My Saturday mornings used to be full of artificial intelligence (AI). Thanks to the TV shows I watched and the comics and books I read, I grew up expecting to live in a world of robots that could think and talk, vehicles of all sizes that would whisk me off to far-away destinations with no need for drivers or pilots, and computers that would respond to voice commands and know the answer to just about everything.
I may not yet have that robot butler, and my first experience with a self-driving car left me more apprehensive than impressed, but in other ways artificial intelligence is now part of my everyday existence, and in ways that I don’t even think about.
One of the first things I do each morning is ask Siri for the day’s weather forecast and then check to make sure that my Nest thermostat is reacting accordingly. During the day, Pandora’s predictive analytics choose my music, and in the evening Netflix serves up my favorite shows and movies. My books arrive courtesy of Amazon, and there’s a fair chance that some of those purchases were driven by recommendations generated via AI.
And now everyday I see several posts about content generated by the AI driven chatbot ChapGT (most of which seems very repetitive to me), while my artist friends debate the ethics of AI generated art (or is it even art at all).
It seems to me that we are on the edge of a potential leap forward in the application of AI, or perhaps more accurately we are making noticeable strides in the application of Machine Learning (ML) rather than true AI.
Outdated practices hampers AI advances
What we have today is just a small representation of the promise of AI, and that promise has not yet been realized.
Many companies and organizations still use older technology and systems that get in the way of a truly seamless AI customer experience. When the systems we already have don’t interact, and companies continue to build point-solution silos, duplicate processes across business units, or fail to take a holistic view of their data, content, and technology assets, then AI systems will continue to pull from a restricted set of information.
Over the past several years, as I have talked and worked with companies that are pursuing AI initiatives, I have noticed that the majority of those projects fail for a common reason; AI needs intelligent content. It may not be the only reason, but it’s definitely a common denominator.
AI needs intelligent content
No artificial intelligence proof of concept, pilot program, or full implementation will scale without the fuel that connects systems to users — content. And not just any content, but the right content at the right time to answer a question or move through a process. AI can help automate mundane tasks and free up humans to be more creative, but it needs the underpinning of data in context — and that is content, specifically content that is intelligent. According to Ann Rockley and Charles Cooper, intelligent content is “content that’s structurally rich and semantically categorized and therefore automatically discoverable, reusable, reconfigurable, and adaptable.” [Ann Rockley and Charles Cooper: Managing Enterprise Content: A Unified Content Strategy, Berkeley: New Riders, 2012]
The way we deliver and interact with content is changing. It used to be good enough to create large monolithic pieces of content: manuals, white papers, print brochures, etc. and publish them in either a traditional broadcast model or a passive mode. We would then hope that, in the best case, we could drive our customers to find our content or, in the worst case, that whoever needed it would stumbled across it via search or navigation.

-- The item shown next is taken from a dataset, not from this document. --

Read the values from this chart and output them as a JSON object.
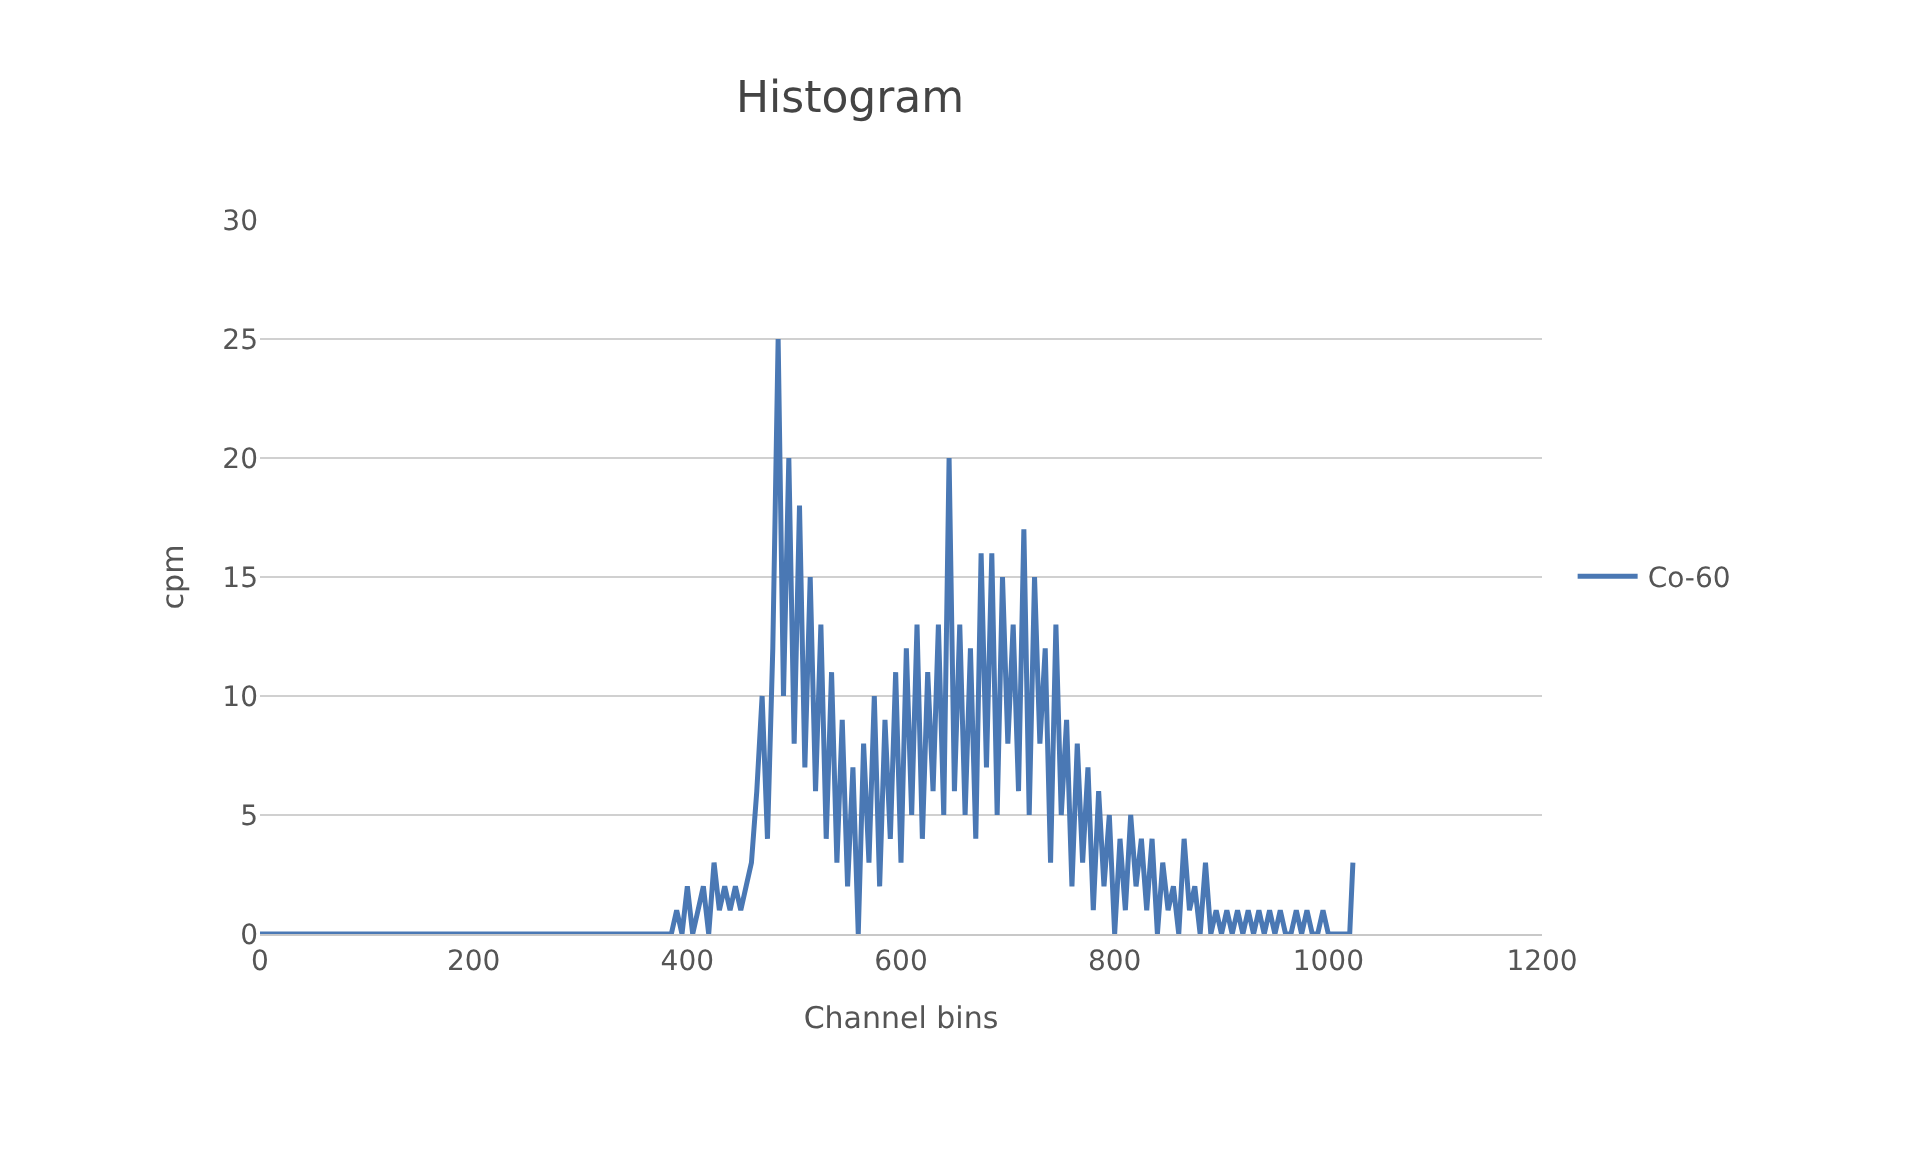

With the rise of new delivery channels and AI-driven algorithms, that has changed. We no longer want to just consume content, we want to have conversations with it. The broadcast model has changed to an invoke-and-respond model. To meet the needs of the new delivery models like AI, our content needs to be active and delivered proactively. We need to build intelligent content that supports an advanced publishing process that leverages data and metadata, coordinates content efforts across departmental silos, and makes smart use of technology, including, increasingly, artificial intelligence and machine learning.

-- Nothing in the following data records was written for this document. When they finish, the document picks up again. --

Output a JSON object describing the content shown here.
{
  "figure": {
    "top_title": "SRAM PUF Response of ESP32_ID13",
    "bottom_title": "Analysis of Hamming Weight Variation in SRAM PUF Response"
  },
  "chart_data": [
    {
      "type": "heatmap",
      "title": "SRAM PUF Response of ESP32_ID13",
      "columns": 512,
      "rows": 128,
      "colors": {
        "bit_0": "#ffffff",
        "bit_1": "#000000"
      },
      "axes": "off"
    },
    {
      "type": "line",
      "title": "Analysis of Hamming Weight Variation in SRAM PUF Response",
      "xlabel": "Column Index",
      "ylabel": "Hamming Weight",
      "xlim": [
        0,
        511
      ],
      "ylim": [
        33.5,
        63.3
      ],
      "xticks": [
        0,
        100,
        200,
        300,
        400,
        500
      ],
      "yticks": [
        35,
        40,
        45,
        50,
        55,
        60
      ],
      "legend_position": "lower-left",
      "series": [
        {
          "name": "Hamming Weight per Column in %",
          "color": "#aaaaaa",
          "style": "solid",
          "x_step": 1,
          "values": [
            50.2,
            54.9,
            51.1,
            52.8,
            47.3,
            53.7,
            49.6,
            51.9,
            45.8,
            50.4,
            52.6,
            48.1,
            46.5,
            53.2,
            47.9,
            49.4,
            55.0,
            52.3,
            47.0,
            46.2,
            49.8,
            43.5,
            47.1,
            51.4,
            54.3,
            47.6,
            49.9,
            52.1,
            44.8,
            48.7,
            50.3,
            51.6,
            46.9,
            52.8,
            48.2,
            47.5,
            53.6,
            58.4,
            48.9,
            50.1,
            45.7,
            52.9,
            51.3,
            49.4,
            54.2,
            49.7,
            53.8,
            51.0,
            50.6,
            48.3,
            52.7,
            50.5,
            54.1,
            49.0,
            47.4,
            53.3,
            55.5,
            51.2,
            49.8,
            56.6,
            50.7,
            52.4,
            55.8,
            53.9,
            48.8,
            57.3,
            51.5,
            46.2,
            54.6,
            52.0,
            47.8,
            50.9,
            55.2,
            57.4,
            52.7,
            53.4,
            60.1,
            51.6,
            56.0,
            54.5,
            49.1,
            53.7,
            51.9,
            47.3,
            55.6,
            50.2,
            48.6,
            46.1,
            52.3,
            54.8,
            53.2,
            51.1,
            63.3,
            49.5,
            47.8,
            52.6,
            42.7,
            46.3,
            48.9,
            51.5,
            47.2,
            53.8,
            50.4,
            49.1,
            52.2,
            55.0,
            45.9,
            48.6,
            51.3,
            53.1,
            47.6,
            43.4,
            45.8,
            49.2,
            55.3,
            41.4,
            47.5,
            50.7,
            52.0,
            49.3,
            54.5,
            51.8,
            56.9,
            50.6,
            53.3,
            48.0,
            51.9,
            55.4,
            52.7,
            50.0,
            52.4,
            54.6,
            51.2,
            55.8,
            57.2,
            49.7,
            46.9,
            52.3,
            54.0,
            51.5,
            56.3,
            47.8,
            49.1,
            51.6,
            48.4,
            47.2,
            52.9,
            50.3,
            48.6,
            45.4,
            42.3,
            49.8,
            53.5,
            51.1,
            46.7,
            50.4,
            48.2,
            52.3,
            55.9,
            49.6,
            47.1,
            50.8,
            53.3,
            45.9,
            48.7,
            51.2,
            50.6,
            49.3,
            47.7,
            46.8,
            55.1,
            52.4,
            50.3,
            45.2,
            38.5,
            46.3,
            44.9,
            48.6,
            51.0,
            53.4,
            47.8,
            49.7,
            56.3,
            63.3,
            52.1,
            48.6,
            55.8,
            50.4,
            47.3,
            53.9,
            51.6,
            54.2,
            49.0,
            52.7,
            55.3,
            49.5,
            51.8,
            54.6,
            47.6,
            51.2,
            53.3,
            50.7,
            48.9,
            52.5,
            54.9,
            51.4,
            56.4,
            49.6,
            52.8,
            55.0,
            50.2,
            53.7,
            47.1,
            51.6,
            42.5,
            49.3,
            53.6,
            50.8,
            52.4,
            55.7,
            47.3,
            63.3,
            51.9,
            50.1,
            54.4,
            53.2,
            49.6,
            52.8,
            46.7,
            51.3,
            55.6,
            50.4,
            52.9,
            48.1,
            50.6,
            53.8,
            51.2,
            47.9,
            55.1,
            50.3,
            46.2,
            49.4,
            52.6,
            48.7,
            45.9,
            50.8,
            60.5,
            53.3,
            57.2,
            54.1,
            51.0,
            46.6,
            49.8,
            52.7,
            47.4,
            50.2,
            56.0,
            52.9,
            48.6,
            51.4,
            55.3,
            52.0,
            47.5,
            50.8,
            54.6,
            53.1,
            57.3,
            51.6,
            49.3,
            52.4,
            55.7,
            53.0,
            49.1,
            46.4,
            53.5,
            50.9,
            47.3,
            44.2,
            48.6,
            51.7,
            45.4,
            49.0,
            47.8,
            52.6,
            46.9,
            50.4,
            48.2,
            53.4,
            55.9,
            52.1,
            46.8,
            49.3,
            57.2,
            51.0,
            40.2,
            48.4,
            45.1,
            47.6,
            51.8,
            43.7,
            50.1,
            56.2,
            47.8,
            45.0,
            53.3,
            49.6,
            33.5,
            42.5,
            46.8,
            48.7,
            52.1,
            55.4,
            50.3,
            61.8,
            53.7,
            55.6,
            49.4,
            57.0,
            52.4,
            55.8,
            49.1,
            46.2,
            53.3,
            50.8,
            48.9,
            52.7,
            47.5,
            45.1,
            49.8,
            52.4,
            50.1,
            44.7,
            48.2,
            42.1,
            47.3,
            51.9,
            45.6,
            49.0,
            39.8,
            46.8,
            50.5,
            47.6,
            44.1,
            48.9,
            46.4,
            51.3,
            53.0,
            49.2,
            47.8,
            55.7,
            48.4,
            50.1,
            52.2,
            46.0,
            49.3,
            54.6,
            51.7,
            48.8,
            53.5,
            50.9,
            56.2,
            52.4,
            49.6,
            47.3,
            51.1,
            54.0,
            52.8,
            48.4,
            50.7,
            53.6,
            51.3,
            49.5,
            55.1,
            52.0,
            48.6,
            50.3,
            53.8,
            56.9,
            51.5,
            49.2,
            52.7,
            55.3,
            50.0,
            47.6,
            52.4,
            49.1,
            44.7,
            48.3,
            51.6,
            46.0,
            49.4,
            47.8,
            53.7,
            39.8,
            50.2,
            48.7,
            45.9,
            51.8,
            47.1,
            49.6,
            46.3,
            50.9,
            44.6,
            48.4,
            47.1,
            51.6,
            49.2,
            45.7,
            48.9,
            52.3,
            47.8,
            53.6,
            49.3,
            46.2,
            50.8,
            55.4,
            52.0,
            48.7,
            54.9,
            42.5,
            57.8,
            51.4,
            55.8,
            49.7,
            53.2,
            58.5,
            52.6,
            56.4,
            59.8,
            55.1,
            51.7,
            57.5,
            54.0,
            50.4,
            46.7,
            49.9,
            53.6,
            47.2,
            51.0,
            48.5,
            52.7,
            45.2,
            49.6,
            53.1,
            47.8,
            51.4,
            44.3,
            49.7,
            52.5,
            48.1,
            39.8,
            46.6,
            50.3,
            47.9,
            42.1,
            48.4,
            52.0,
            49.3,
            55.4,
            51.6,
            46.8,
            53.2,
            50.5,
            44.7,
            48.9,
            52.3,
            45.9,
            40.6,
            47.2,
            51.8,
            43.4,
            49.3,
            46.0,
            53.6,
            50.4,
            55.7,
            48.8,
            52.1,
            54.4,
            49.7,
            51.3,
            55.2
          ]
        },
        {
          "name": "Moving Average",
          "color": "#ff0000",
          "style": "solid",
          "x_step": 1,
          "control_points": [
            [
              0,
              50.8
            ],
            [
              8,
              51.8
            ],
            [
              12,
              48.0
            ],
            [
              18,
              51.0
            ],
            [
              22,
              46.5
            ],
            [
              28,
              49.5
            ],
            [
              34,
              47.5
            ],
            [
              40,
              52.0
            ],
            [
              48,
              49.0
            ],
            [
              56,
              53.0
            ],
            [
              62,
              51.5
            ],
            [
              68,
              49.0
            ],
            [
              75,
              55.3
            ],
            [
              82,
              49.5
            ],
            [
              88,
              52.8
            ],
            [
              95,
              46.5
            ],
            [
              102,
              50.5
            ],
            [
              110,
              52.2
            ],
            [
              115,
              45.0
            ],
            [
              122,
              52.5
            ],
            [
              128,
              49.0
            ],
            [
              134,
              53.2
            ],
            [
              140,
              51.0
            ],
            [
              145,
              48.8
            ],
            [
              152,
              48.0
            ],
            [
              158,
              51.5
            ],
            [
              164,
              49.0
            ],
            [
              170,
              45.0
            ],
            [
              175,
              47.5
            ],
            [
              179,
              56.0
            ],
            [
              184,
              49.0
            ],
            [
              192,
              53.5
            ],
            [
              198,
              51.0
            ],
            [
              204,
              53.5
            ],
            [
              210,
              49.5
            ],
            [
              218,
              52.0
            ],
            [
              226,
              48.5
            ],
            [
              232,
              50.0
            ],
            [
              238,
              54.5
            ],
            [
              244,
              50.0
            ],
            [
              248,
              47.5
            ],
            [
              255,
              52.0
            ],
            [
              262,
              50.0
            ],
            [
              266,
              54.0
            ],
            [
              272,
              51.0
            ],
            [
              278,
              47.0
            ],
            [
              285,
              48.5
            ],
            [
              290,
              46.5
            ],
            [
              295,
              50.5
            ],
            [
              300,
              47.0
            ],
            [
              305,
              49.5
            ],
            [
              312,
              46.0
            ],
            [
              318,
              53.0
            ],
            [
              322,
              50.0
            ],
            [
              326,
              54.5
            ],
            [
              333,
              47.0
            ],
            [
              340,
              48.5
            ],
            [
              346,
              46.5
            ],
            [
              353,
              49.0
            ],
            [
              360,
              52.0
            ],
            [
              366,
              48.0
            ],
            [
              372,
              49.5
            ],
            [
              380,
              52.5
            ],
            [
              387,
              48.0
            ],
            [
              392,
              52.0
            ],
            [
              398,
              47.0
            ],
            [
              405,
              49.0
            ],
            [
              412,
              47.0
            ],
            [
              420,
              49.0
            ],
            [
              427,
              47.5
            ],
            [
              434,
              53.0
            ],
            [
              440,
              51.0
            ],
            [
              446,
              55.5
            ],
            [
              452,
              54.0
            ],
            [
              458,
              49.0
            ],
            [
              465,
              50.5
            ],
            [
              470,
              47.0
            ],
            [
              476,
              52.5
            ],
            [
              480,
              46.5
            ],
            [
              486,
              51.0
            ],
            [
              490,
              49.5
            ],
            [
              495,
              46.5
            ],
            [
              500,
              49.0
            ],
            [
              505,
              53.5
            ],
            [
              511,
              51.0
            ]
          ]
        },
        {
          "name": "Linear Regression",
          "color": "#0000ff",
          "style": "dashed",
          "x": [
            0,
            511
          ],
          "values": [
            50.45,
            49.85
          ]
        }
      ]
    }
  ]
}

In addition to Rockley and Cooper’s definition of intelligent content, our content should also be modular, coherent, self-aware, and quantum. Here are definitions of those four characteristics:
- Modular: existing in smaller, self-contained units of information that address single topics.

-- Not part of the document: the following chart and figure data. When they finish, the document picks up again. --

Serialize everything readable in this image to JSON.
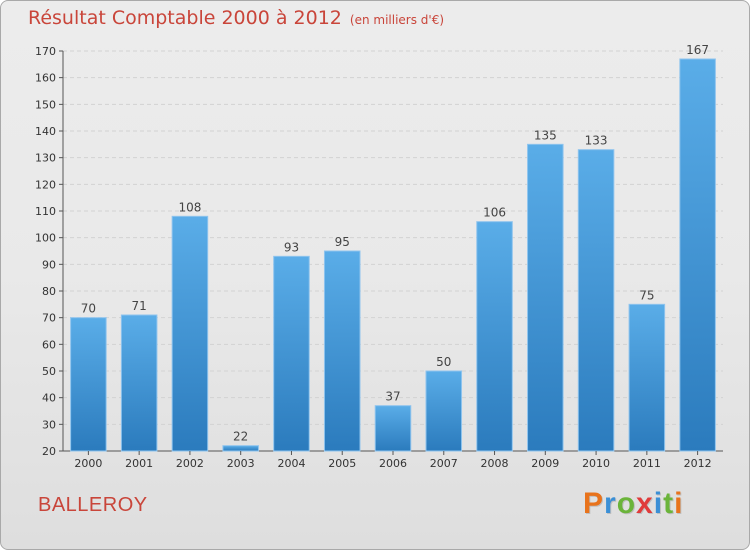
{
  "chart_data": {
    "type": "bar",
    "title": "Résultat Comptable 2000 à 2012",
    "unit_note": "(en milliers d'€)",
    "xlabel": "",
    "ylabel": "",
    "categories": [
      "2000",
      "2001",
      "2002",
      "2003",
      "2004",
      "2005",
      "2006",
      "2007",
      "2008",
      "2009",
      "2010",
      "2011",
      "2012"
    ],
    "values": [
      70,
      71,
      108,
      22,
      93,
      95,
      37,
      50,
      106,
      135,
      133,
      75,
      167
    ],
    "ylim": [
      20,
      170
    ],
    "yticks": [
      20,
      30,
      40,
      50,
      60,
      70,
      80,
      90,
      100,
      110,
      120,
      130,
      140,
      150,
      160,
      170
    ],
    "grid": true,
    "bar_color_top": "#5aade8",
    "bar_color_bottom": "#2b7bbd"
  },
  "footer": {
    "commune": "BALLEROY",
    "brand_letters": [
      "P",
      "r",
      "o",
      "x",
      "i",
      "t",
      "i"
    ],
    "brand_colors": [
      "#e8731c",
      "#3a8fd6",
      "#6bb43a",
      "#e03b3b",
      "#3a8fd6",
      "#6bb43a",
      "#e8731c"
    ]
  },
  "colors": {
    "title": "#c9453a",
    "commune": "#c9453a"
  }
}
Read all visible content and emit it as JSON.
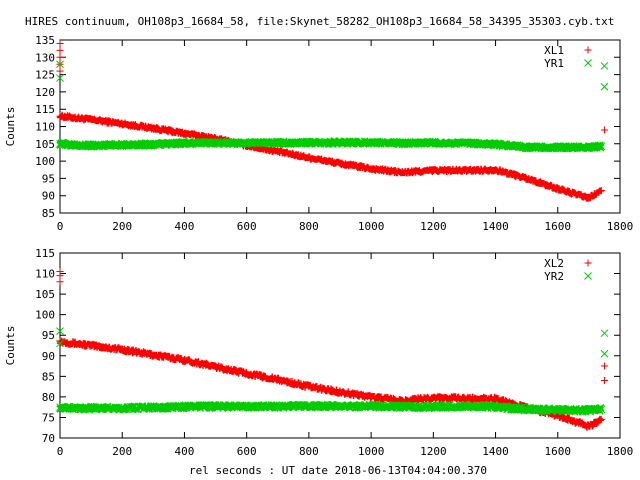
{
  "title": "HIRES continuum, OH108p3_16684_58, file:Skynet_58282_OH108p3_16684_58_34395_35303.cyb.txt",
  "xlabel": "rel seconds : UT date 2018-06-13T04:04:00.370",
  "colors": {
    "red": "#ff0000",
    "green": "#00cc00"
  },
  "chart_data": [
    {
      "type": "scatter",
      "ylabel": "Counts",
      "xlim": [
        0,
        1800
      ],
      "ylim": [
        85,
        135
      ],
      "xticks": [
        0,
        200,
        400,
        600,
        800,
        1000,
        1200,
        1400,
        1600,
        1800
      ],
      "yticks": [
        85,
        90,
        95,
        100,
        105,
        110,
        115,
        120,
        125,
        130,
        135
      ],
      "legend_position": "top-right",
      "series": [
        {
          "name": "XL1",
          "marker": "+",
          "color": "#ff0000",
          "x": [
            0,
            100,
            200,
            300,
            400,
            500,
            600,
            700,
            800,
            900,
            1000,
            1100,
            1200,
            1300,
            1400,
            1500,
            1600,
            1700,
            1740
          ],
          "y": [
            113,
            112,
            110.8,
            109.5,
            108,
            106.5,
            104.5,
            102.8,
            101,
            99.3,
            97.8,
            96.7,
            97.3,
            97.3,
            97.5,
            95,
            92,
            89.3,
            91.5
          ],
          "outliers": [
            [
              0,
              134
            ],
            [
              0,
              132
            ],
            [
              0,
              130
            ],
            [
              0,
              128
            ],
            [
              0,
              126
            ],
            [
              1750,
              109
            ]
          ]
        },
        {
          "name": "YR1",
          "marker": "x",
          "color": "#00cc00",
          "x": [
            0,
            100,
            200,
            300,
            400,
            500,
            600,
            700,
            800,
            900,
            1000,
            1100,
            1200,
            1300,
            1400,
            1500,
            1600,
            1700,
            1740
          ],
          "y": [
            105,
            104.5,
            104.7,
            104.8,
            105.2,
            105.3,
            105.2,
            105.3,
            105.3,
            105.4,
            105.3,
            105.2,
            105.3,
            105.2,
            104.8,
            104,
            104,
            104,
            104.3
          ],
          "outliers": [
            [
              0,
              128
            ],
            [
              0,
              124
            ],
            [
              1750,
              127.5
            ],
            [
              1750,
              121.5
            ]
          ]
        }
      ]
    },
    {
      "type": "scatter",
      "ylabel": "Counts",
      "xlim": [
        0,
        1800
      ],
      "ylim": [
        70,
        115
      ],
      "xticks": [
        0,
        200,
        400,
        600,
        800,
        1000,
        1200,
        1400,
        1600,
        1800
      ],
      "yticks": [
        70,
        75,
        80,
        85,
        90,
        95,
        100,
        105,
        110,
        115
      ],
      "legend_position": "top-right",
      "series": [
        {
          "name": "XL2",
          "marker": "+",
          "color": "#ff0000",
          "x": [
            0,
            100,
            200,
            300,
            400,
            500,
            600,
            700,
            800,
            900,
            1000,
            1100,
            1200,
            1300,
            1400,
            1500,
            1600,
            1700,
            1740
          ],
          "y": [
            93.5,
            92.5,
            91.5,
            90.2,
            89,
            87.3,
            85.7,
            84.2,
            82.5,
            81.2,
            80,
            79,
            79.8,
            79.6,
            79.6,
            77.3,
            75.5,
            72.8,
            74.5
          ],
          "outliers": [
            [
              0,
              110.5
            ],
            [
              0,
              109.5
            ],
            [
              0,
              108
            ],
            [
              1750,
              87.5
            ],
            [
              1750,
              84
            ]
          ]
        },
        {
          "name": "YR2",
          "marker": "x",
          "color": "#00cc00",
          "x": [
            0,
            100,
            200,
            300,
            400,
            500,
            600,
            700,
            800,
            900,
            1000,
            1100,
            1200,
            1300,
            1400,
            1500,
            1600,
            1700,
            1740
          ],
          "y": [
            77.5,
            77.2,
            77.3,
            77.4,
            77.6,
            77.7,
            77.6,
            77.7,
            77.8,
            77.7,
            77.7,
            77.6,
            77.6,
            77.7,
            77.6,
            77,
            76.8,
            76.8,
            77
          ],
          "outliers": [
            [
              0,
              96
            ],
            [
              0,
              93
            ],
            [
              1750,
              95.5
            ],
            [
              1750,
              90.5
            ]
          ]
        }
      ]
    }
  ]
}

- Coherent: defined, described, and managed through a common content model so that it can be moved across systems.
- Self-Aware: connected with semantics, taxonomy, structure, and context.
- Quantum: made up of content segments that can exist in multiple states and systems at the same time.
Intelligent content with a common content and semantics model that allows systems to talk the same language when moving content across silos may be the key to unlocking the technology disconnect that is holding AI back from even greater acceptance.